The composition and temperature dependences of strength of ordered and disordered single crystalline Cu₃Pt alloys involving ternary additions are investigated. The relation between deformation behaviour and relative phase stability of L1₂ ordered phase with respect to L1_{2 −s} long period ordered phase is discussed in relation to the antiphase domain (APD) morphology observed in each alloy. Direct observation of APDs by transmission electron microscopy shows that maze-like APDs are formed during ordering in Cu-23at.%Pt alloy, while in (Cu-23at.%Pt)-1 at.%In and Cu-19at.%Pt alloys swirl-like APDs are formed.
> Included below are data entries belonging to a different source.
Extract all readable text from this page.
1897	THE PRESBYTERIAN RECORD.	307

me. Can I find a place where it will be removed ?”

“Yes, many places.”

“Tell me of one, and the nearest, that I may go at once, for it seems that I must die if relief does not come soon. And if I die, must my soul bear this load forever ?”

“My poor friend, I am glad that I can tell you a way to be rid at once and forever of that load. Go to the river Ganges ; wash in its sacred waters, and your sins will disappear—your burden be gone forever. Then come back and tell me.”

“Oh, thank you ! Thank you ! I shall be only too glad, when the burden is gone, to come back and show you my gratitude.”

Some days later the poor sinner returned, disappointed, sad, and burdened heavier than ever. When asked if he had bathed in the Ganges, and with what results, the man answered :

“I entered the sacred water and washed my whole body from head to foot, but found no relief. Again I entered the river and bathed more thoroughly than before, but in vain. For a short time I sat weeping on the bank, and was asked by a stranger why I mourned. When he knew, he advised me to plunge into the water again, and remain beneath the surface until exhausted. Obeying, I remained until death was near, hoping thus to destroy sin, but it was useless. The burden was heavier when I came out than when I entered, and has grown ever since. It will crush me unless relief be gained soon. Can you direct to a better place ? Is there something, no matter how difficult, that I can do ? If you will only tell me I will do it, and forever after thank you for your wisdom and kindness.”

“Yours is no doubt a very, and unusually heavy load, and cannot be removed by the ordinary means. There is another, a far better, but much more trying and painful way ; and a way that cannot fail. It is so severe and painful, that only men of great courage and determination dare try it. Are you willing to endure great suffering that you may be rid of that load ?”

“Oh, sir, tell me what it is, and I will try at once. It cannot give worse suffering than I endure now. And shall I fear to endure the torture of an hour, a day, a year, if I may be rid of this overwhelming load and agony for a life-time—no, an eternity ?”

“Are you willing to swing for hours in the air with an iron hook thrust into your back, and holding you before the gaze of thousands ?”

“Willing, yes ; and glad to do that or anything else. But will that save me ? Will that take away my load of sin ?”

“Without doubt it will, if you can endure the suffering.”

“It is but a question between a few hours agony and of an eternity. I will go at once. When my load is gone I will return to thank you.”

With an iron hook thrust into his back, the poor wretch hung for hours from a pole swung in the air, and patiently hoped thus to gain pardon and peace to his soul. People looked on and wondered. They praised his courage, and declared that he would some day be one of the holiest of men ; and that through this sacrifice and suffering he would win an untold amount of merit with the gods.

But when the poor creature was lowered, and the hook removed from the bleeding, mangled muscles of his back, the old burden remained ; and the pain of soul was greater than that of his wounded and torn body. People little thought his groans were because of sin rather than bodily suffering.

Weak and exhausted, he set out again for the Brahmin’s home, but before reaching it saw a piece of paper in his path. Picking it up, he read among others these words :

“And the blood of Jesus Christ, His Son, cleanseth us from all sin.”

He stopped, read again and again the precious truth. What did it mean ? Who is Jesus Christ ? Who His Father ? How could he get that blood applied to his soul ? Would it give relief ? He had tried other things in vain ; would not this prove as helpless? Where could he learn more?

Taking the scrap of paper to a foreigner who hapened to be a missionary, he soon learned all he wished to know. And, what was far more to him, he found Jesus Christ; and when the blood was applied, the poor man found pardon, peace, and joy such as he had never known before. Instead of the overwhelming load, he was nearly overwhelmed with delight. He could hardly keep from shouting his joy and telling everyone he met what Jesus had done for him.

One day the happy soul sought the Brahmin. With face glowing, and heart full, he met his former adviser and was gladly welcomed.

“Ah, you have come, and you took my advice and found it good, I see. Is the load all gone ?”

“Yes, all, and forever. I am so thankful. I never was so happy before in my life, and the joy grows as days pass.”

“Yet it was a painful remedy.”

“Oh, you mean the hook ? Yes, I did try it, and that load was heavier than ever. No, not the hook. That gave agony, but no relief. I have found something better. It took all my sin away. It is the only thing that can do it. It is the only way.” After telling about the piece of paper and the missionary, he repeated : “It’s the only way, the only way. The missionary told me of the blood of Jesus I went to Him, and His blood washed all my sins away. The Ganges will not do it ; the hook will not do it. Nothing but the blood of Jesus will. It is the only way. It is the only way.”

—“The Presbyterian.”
This implies that the relative phase stability of L1₂ phase with respect to L1_{2 −S} phase in Cu-23 at.%Pt alloy is lower than that in (Cu-23at.Pt)-l at.%In and Cu-19at.%Pt alloys. Compression tests of an ordered single crystal of each alloy at various temperatures reveal a positive temperature dependence of critical resolved shear stress (CRSS) in Cu-23 at. %Pt alloy, but not in (Cu-23 at.%Pt)-1 at.%In and Cu-19at.%Pt alloys. Also, it is shown that disordered Cu-23 at.%Pt alloy dose not exhibit the positive temperature dependence of the CRSS. On the basis of these facts, it is demonstrated that the Kear-Wilsdorf mechanism involving thermally activated cross slip from the (111) primary glide plane to (010) non-glide plane is responsible for the positive temperature dependence of strength in ordered Cu-23 at.%Pt alloy.